No es sólo la oficina federal la que pierde credibilidad, después de que varias oficinas estatales hayan adaptado la AfD. A ello contribuyó decisivamente la ministra del Interior, Nancy Faeser, que tuvo que demostrar una vez más, el día antes de su marcha, lo defensivo que se muestra el SPD ante las “puertas del infierno”.
El cortafuegos se levanta sobre pies de barro
Desde que Faeser convirtió la Oficina para la Protección de la Constitución en un arma política, el Bundestag, el gobierno federal y todos los partidos del “centro democrático” ahora también tienen un problema de credibilidad. Según el primer ministro de Schleswig-Holstein, Daniel Günther, habían colocado al AfD como leproso “fuera del panorama de los partidos democráticos”. Esta exclusión se justificó únicamente porque el partido era considerado firmemente de extrema derecha. Esta seguridad se está derrumbando ahora como un castillo de naipes.
Esto también amenaza con colapsar los cimientos de las consecuencias políticas. Porque el “cortafuegos” siempre se basó en que era un partido inconstitucional. El último recurso para este muro sería una prohibición. Los partidos de centro izquierda que apoyan la prohibición están ahora más lejos que nunca de ella. ¿Cómo se justifica una prohibición si ni siquiera se ha demostrado el extremismo? Cualquiera que todavía lo mantenga se expone a la sospecha de que lo que busca no es una democracia defensiva, sino derechos de propiedad, hegemonía y soberanía cultural.
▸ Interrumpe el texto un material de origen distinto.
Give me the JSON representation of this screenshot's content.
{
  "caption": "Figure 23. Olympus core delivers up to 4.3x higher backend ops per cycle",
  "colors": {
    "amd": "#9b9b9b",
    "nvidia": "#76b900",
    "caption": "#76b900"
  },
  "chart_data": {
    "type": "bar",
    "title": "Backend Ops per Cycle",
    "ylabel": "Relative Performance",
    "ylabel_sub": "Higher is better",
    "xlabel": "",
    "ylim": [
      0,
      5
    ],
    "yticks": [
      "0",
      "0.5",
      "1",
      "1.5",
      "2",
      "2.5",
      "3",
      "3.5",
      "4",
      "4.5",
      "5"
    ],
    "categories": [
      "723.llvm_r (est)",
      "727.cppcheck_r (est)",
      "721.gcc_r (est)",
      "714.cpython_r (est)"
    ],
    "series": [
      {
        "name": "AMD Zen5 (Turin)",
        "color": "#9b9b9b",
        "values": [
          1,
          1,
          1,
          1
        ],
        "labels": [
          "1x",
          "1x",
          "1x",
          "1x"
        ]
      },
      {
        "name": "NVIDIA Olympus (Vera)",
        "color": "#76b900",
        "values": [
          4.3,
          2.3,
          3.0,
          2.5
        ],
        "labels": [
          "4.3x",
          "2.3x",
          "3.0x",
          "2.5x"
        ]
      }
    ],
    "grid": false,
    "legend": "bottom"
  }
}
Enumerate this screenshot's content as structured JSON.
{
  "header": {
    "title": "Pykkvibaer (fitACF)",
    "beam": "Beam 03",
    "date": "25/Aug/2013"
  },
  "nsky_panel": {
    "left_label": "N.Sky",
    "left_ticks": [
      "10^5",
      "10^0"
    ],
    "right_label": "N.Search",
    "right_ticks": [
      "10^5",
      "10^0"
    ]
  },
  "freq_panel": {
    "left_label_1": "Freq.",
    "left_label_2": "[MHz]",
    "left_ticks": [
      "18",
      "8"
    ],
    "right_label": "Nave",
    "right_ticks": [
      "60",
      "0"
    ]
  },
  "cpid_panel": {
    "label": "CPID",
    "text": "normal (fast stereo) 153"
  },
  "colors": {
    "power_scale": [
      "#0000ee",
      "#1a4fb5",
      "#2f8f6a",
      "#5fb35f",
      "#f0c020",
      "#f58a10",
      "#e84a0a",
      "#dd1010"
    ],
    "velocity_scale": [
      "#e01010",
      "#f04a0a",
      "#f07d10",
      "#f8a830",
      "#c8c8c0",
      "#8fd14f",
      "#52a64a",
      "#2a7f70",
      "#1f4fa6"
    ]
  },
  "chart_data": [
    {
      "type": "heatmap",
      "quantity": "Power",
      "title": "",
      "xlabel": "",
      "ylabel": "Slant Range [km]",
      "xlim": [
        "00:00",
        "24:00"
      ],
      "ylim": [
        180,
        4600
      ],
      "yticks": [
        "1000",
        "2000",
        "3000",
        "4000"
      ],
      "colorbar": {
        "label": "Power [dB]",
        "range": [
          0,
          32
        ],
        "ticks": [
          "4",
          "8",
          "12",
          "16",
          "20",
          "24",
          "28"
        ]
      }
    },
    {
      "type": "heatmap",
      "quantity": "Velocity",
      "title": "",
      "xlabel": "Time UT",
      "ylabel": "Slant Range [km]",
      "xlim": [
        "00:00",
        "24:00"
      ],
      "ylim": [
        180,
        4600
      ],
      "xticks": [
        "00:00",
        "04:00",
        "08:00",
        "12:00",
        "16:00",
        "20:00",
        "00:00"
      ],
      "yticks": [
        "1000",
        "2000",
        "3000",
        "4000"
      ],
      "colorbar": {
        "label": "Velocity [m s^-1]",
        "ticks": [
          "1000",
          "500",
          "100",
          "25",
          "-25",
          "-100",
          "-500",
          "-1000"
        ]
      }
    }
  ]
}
El concepto de cortafuegos ya estaba sufriendo antes de la decisión de Colonia. La etiqueta del AfD como “partido nazi” no respetó los hechos (especialmente los históricos), pero sirvió como un estigma destinado a impedir que el panorama partidario se abriera a las mayorías de centroderecha.
¿Está la democracia liberal sólo abierta a la izquierda?
No tiene por qué gustarle este cambio, pero una democracia cuyo cambio se declara “fascización” sólo porque la mayoría ya no es de centro izquierda tiene liberalidad sólo en su nombre. Si las elecciones resultan en una mayoría creciente de derecha, pero el gobierno es declarado legítimo sólo si se inclina hacia la izquierda, esta democracia tiene un problema. Esta restricción sólo tendría sentido si en realidad fueran extremistas de derecha.
La CDU/CSU ha adoptado esta estrategia porque no puede hacer tratos con los enemigos de la Constitución. Pero que ahora se encuentra sobre pies de barro. Partes de la CDU, especialmente en Alemania Oriental, sospechaban que sus competidores estaban más preocupados por el miedo a perder poder que por la higiene democrática. Incluso iniciativas legislativas como las actuales en Sajonia-Anhalt, que pretenden crear “resiliencia” frente a las “medidas antidemocráticas” (de AfD), no están libres de esta sospecha.
Un AfD no extremista pero integrador significaría que los Verdes, la Izquierda y el SPD ya no tendrían mucho que decir a nivel federal y estatal. Esto sólo puede ser retrasado por el cortafuegos mientras AfD sea efectivamente un partido que no encaje en el orden constitucional.
Los votantes no están impresionados. No se sintieron disuadidos cuando el AfD fue declarado de extrema derecha. Interpretarán la decisión de Colonia como una confirmación de que tienen el instinto correcto: la “remigración” y una concepción étnica del pueblo no bastan por sí solas para condenar a un partido. Lo que importa es qué objetivos se persiguen y con qué medios deben perseguirse. El Tribunal Administrativo de Colonia también confirmó la “fuerte sospecha” de que las solicitudes individuales de AfD no son compatibles con la Ley Fundamental. Esto incluye especialmente el tratamiento del Islam.
El intento de abordar estos y otros contenidos de AfD fue bien recibido después de sus éxitos electorales (el próximo tendrá lugar el fin de semana), pero nunca se aprobó realmente. Después de todo, el partido no podía ser tratado como otro. Los jueces de Colonia recordaron a todos los demócratas que con el AfD no pueden hacerse la vida tan fácil.